La rencontre qui s’est déroulée cette semaine entre le RPG-AEC et alliés d’une part et le G58 dont l’UFDG, d’autre part, est diversement appréciée au sein de l’opinion et même de la classe politique. Certains parlent d’une alliance contre-nature au regard des divergences très profondes entre ces deux formations politiques. S’il ne s’agissait que de divergences politiques, l’on pouvait encore comprendre. Mais quand on pense à la répression féroce qui s’est abattue sur l’UFDG et ses militants et sur laquelle le RPG-AEC a souvent fermé les yeux s’il ne l’a pas expliquée ou justifiée parfois. L’on a encore en mémoire les propos d’un éminent responsable du RPG-AEC selon lequel quand il s’agit de certains quartiers de Conakry, réputés favorables à l’UFDG, il ne s’agit pas de maintien d’ordre mais de lutte contre le grand banditisme. Une façon à peine voilée de justifier le caractère violent de la répression et l’usage disproportionné de la force dans ces quartiers Personne ne peut contester que le parti de Cellou Dalein Diallo ait payé un lourd tribut dans le combat pour la démocratisation de la Guinée. Il n’est pas utile d’en dresser le bilan.

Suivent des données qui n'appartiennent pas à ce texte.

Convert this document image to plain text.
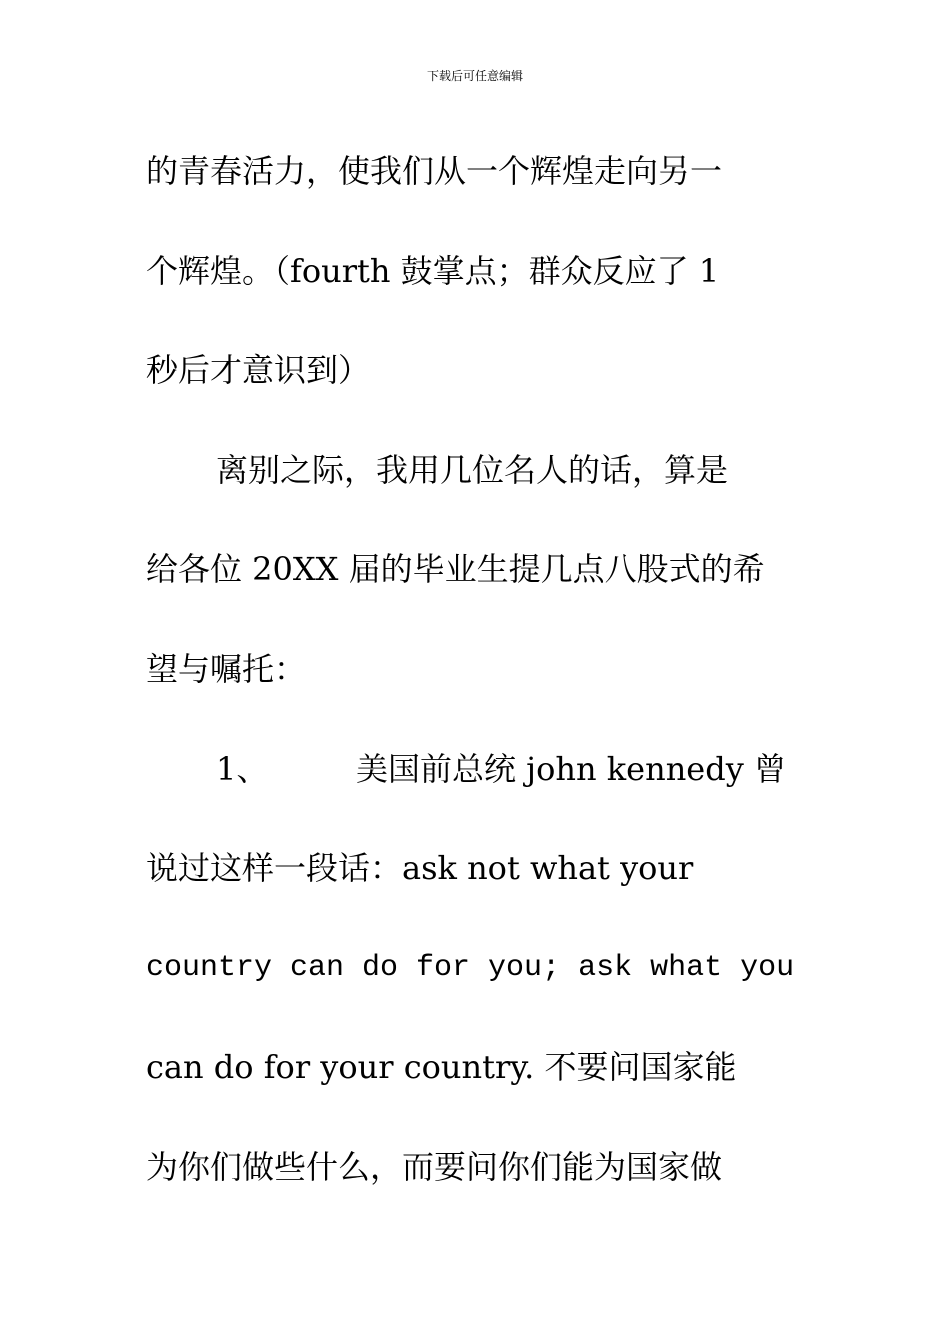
下载后可任意编辑
的青春活力，使我们从一个辉煌走向另一
个辉煌。（fourth 鼓掌点；群众反应了 1
秒后才意识到）
离别之际，我用几位名人的话，算是
给各位 20XX 届的毕业生提几点八股式的希
望与嘱托：
1、	美国前总统 john kennedy 曾
说过这样一段话：ask not what your
country can do for you; ask what you
can do for your country. 不要问国家能
为你们做些什么，而要问你们能为国家做
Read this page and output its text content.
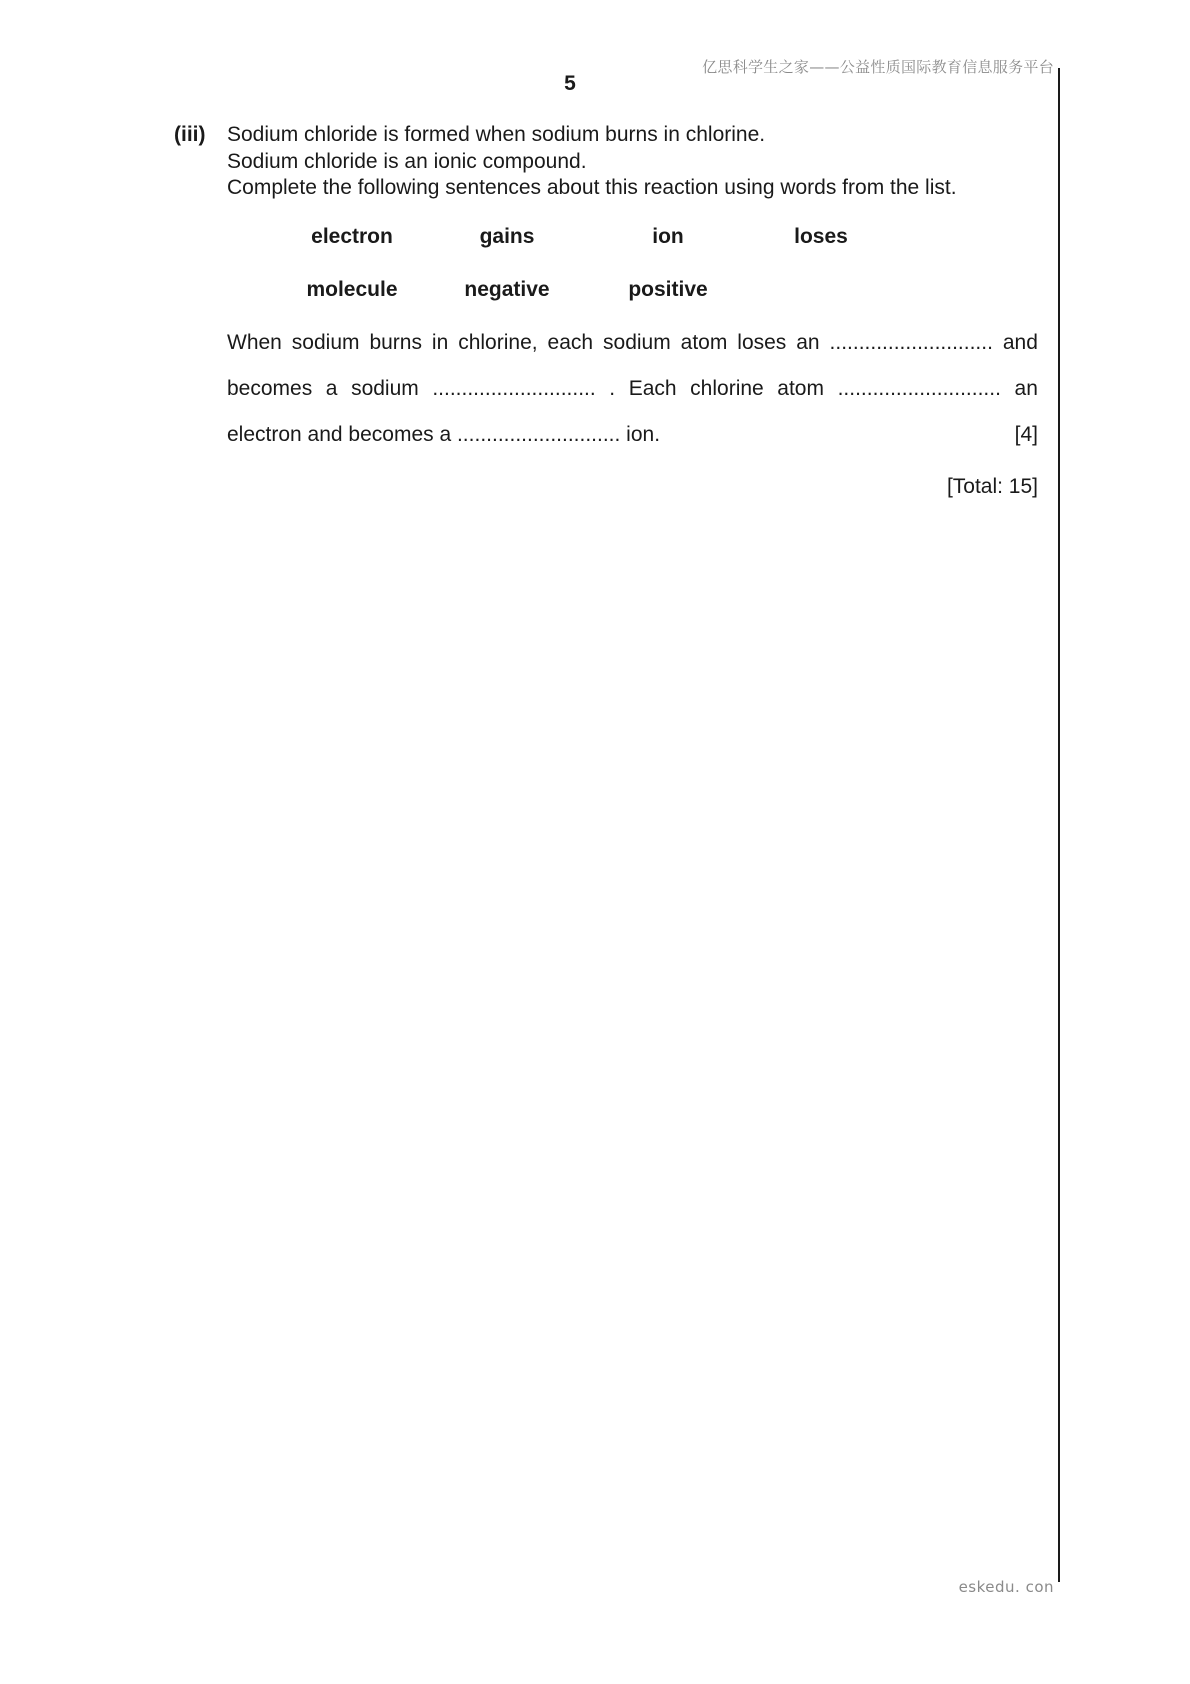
亿思科学生之家——公益性质国际教育信息服务平台
5
(iii) Sodium chloride is formed when sodium burns in chlorine.
Sodium chloride is an ionic compound.
Complete the following sentences about this reaction using words from the list.
electron	gains	ion	loses
molecule	negative	positive
When sodium burns in chlorine, each sodium atom loses an ............................ and
becomes a sodium ............................ . Each chlorine atom ............................ an
electron and becomes a ............................ ion.	[4]
[Total: 15]
eskedu. con
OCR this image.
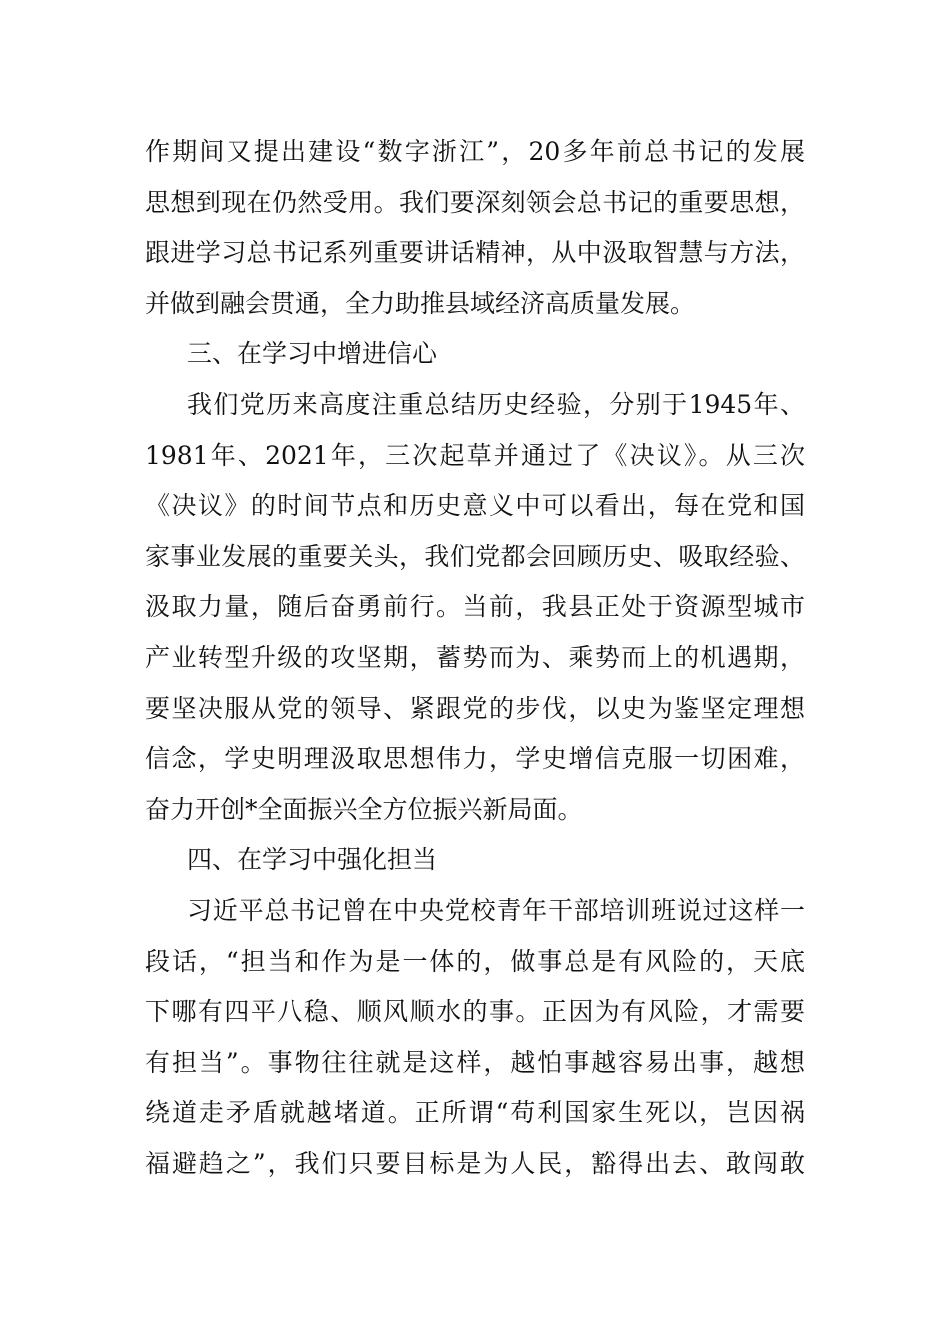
作期间又提出建设“数字浙江”，20多年前总书记的发展
思想到现在仍然受用。我们要深刻领会总书记的重要思想，
跟进学习总书记系列重要讲话精神，从中汲取智慧与方法，
并做到融会贯通，全力助推县域经济高质量发展。
三、在学习中增进信心
我们党历来高度注重总结历史经验，分别于1945年、
1981年、2021年，三次起草并通过了《决议》。从三次
《决议》的时间节点和历史意义中可以看出，每在党和国
家事业发展的重要关头，我们党都会回顾历史、吸取经验、
汲取力量，随后奋勇前行。当前，我县正处于资源型城市
产业转型升级的攻坚期，蓄势而为、乘势而上的机遇期，
要坚决服从党的领导、紧跟党的步伐，以史为鉴坚定理想
信念，学史明理汲取思想伟力，学史增信克服一切困难，
奋力开创*全面振兴全方位振兴新局面。
四、在学习中强化担当
习近平总书记曾在中央党校青年干部培训班说过这样一
段话，“担当和作为是一体的，做事总是有风险的，天底
下哪有四平八稳、顺风顺水的事。正因为有风险，才需要
有担当”。事物往往就是这样，越怕事越容易出事，越想
绕道走矛盾就越堵道。正所谓“苟利国家生死以，岂因祸
福避趋之”，我们只要目标是为人民，豁得出去、敢闯敢
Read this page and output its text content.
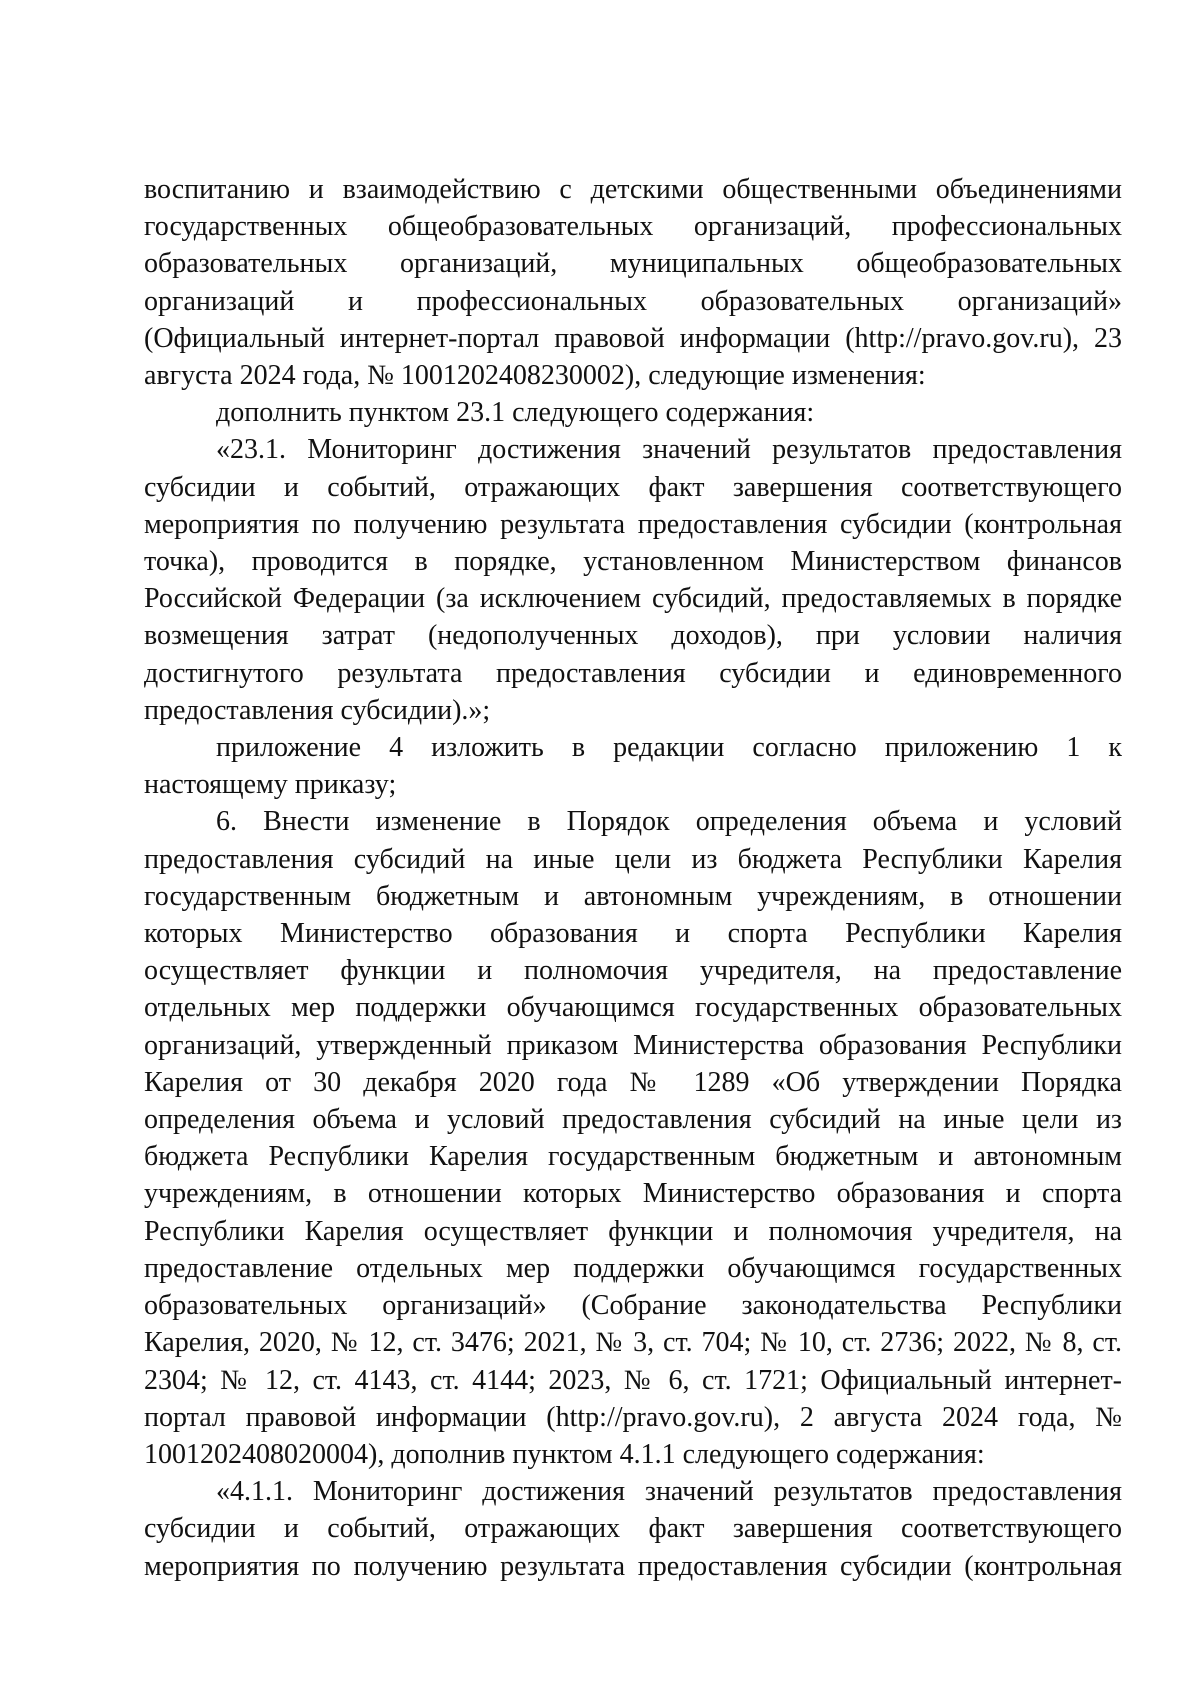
воспитанию и взаимодействию с детскими общественными объединениями
государственных общеобразовательных организаций, профессиональных
образовательных организаций, муниципальных общеобразовательных
организаций и профессиональных образовательных организаций»
(Официальный интернет-портал правовой информации (http://pravo.gov.ru), 23
августа 2024 года, № 1001202408230002), следующие изменения:
дополнить пунктом 23.1 следующего содержания:
«23.1. Мониторинг достижения значений результатов предоставления
субсидии и событий, отражающих факт завершения соответствующего
мероприятия по получению результата предоставления субсидии (контрольная
точка), проводится в порядке, установленном Министерством финансов
Российской Федерации (за исключением субсидий, предоставляемых в порядке
возмещения затрат (недополученных доходов), при условии наличия
достигнутого результата предоставления субсидии и единовременного
предоставления субсидии).»;
приложение 4 изложить в редакции согласно приложению 1 к
настоящему приказу;
6. Внести изменение в Порядок определения объема и условий
предоставления субсидий на иные цели из бюджета Республики Карелия
государственным бюджетным и автономным учреждениям, в отношении
которых Министерство образования и спорта Республики Карелия
осуществляет функции и полномочия учредителя, на предоставление
отдельных мер поддержки обучающимся государственных образовательных
организаций, утвержденный приказом Министерства образования Республики
Карелия от 30 декабря 2020 года № 1289 «Об утверждении Порядка
определения объема и условий предоставления субсидий на иные цели из
бюджета Республики Карелия государственным бюджетным и автономным
учреждениям, в отношении которых Министерство образования и спорта
Республики Карелия осуществляет функции и полномочия учредителя, на
предоставление отдельных мер поддержки обучающимся государственных
образовательных организаций» (Собрание законодательства Республики
Карелия, 2020, № 12, ст. 3476; 2021, № 3, ст. 704; № 10, ст. 2736; 2022, № 8, ст.
2304; № 12, ст. 4143, ст. 4144; 2023, № 6, ст. 1721; Официальный интернет-
портал правовой информации (http://pravo.gov.ru), 2 августа 2024 года, №
1001202408020004), дополнив пунктом 4.1.1 следующего содержания:
«4.1.1. Мониторинг достижения значений результатов предоставления
субсидии и событий, отражающих факт завершения соответствующего
мероприятия по получению результата предоставления субсидии (контрольная
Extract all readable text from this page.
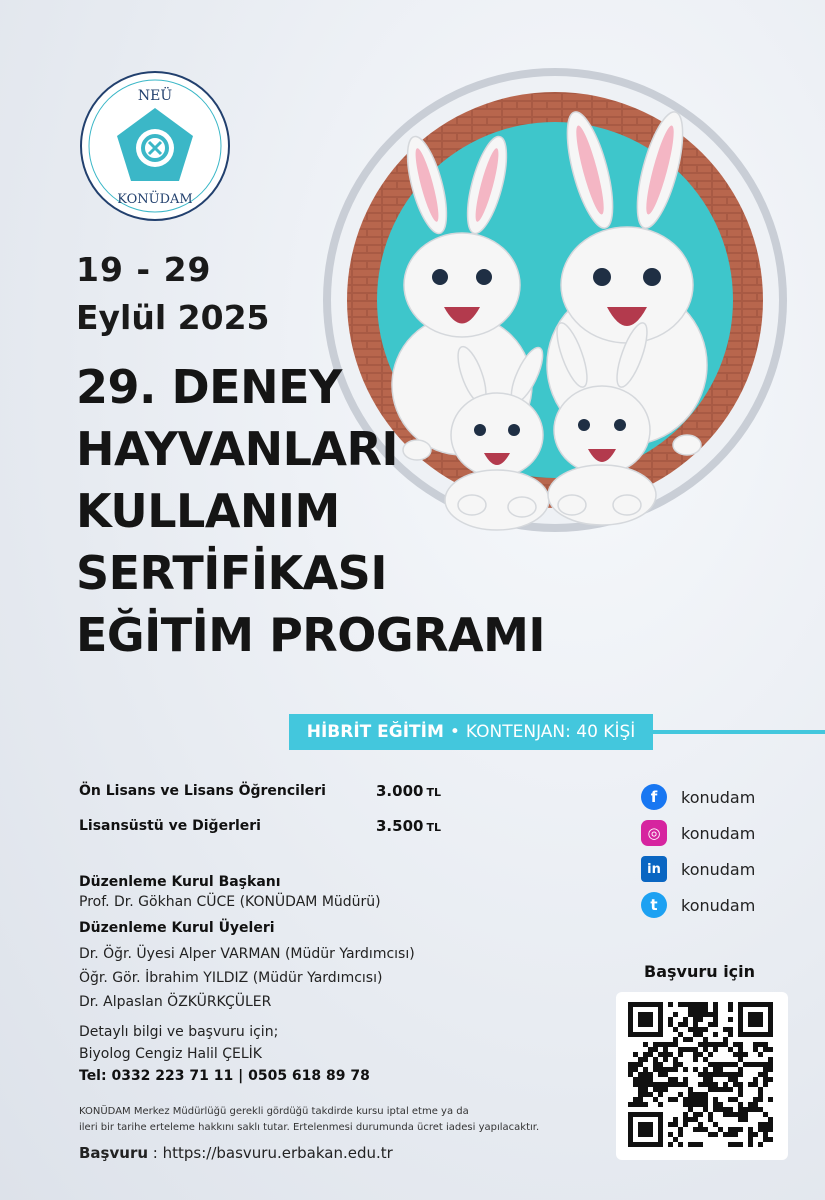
NEÜ
KONÜDAM
19 - 29
Eylül 2025
29. DENEY
HAYVANLARI
KULLANIM
SERTİFİKASI
EĞİTİM PROGRAMI
HİBRİT EĞİTİM • KONTENJAN: 40 KİŞİ
Ön Lisans ve Lisans Öğrencileri	3.000 TL
Lisansüstü ve Diğerleri	3.500 TL
Düzenleme Kurul Başkanı
Prof. Dr. Gökhan CÜCE (KONÜDAM Müdürü)
Düzenleme Kurul Üyeleri
Dr. Öğr. Üyesi Alper VARMAN (Müdür Yardımcısı)
Öğr. Gör. İbrahim YILDIZ (Müdür Yardımcısı)
Dr. Alpaslan ÖZKÜRKÇÜLER
Detaylı bilgi ve başvuru için;
Biyolog Cengiz Halil ÇELİK
Tel: 0332 223 71 11 | 0505 618 89 78
KONÜDAM Merkez Müdürlüğü gerekli gördüğü takdirde kursu iptal etme ya da
ileri bir tarihe erteleme hakkını saklı tutar. Ertelenmesi durumunda ücret iadesi yapılacaktır.
Başvuru : https://basvuru.erbakan.edu.tr
f	konudam
◎	konudam
in	konudam
t	konudam
Başvuru için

Que l’UFDG se rapproche du RPG-AEC moins d’un an après la chute du régime d’Alpha Condé qui a fait boire le calice jusqu’à la lie à l’ancien chef de file de l’opposition et à ses militants, cela peut être légitimement vu d’un mauvais œil. Il ne suffit pas de dire que c’est un jeu d’intérêts ou de soutenir que la politique est dynamique et non statique pour dissiper ce malaise. On peut bien comprendre le souci de l’UFDG de briser cette fausse image de parti fermé qu’on lui colle. Mais ce parti doit savoir tirer les leçons d’un passé qui est encore très présent dans les esprits. En sachant parfaitement où se situent ses intérêts et comment les défendre, elle pourra ainsi déjouer les pièges qui pourraient lui être tendus. En tout cas, une chose reste claire: très souvent, certains acteurs politiques se sont toujours servis de l’UFDG, une des formations politiques les plus solides du pays, pour atteindre leurs objectifs. En cas de manifestations aujourd’hui, l’UFDG est sans doute le parti politique qui mobiliserait le plus de monde. Et on dira l’opposition guinéenne de façon générale alors qu’il existe des acteurs politiques dits de l’opposition incapables de réunir même une centaine de personnes et ne peuvent mobiliser même leurs familles biologiques.
Le 28 septembre 2009, le » Stade » était rempli en très grande majorité des militants de l’UFDG et c’est parmi eux qu’il y a eu le plus grand nombre de victimes. Et plus tard, lorsqu’on évoquait le sujet de la justice pour ces victimes, le président du RPG-AEC, devenu président de la République, déclarait que ce n’était pas la priorité. Il ajoutait même que les Guinéens ont plus besoin d’eau et d’électricité que d’un procès sur les événements tragiques. Durant ses onze années de présidence, Alpha Condé n’a marqué aucune volonté sincère d’organiser un procès sur ce dossier. Il a multiplié les « plans » pour renvoyer aux calendes grecques la tenue d’un procès, au grand désarroi des victimes et familles de victimes. Et dans le but toujours d’étouffer cette affaire, il s’est employé à créer une sorte de concurrence ou rivalité mémorielle en affirmant que les victimes du 28 septembre ne sont pas les seules en Guinée. Et beaucoup ont repris à leur compte cette argumentation. Il faut rappeler que son parti était l’un des principaux organisateurs de ce meeting de l’opposition qui a tourné au drame. Ce sont les manifestations qui ont été à la base de la seconde phase de la transition qui a abouti à l’élection d’Alpha Condé à la tête du pays.
S’unir pour faire face à ce qui est perçu de plus en plus comme une volonté d’écarter la classe politique de la conduite de la transition, est une excellente initiative. Mais il est important de faire en sorte que l’UFDG et ses militants ne soient pas les dindons de la farce dans une sorte de jeu de dupes.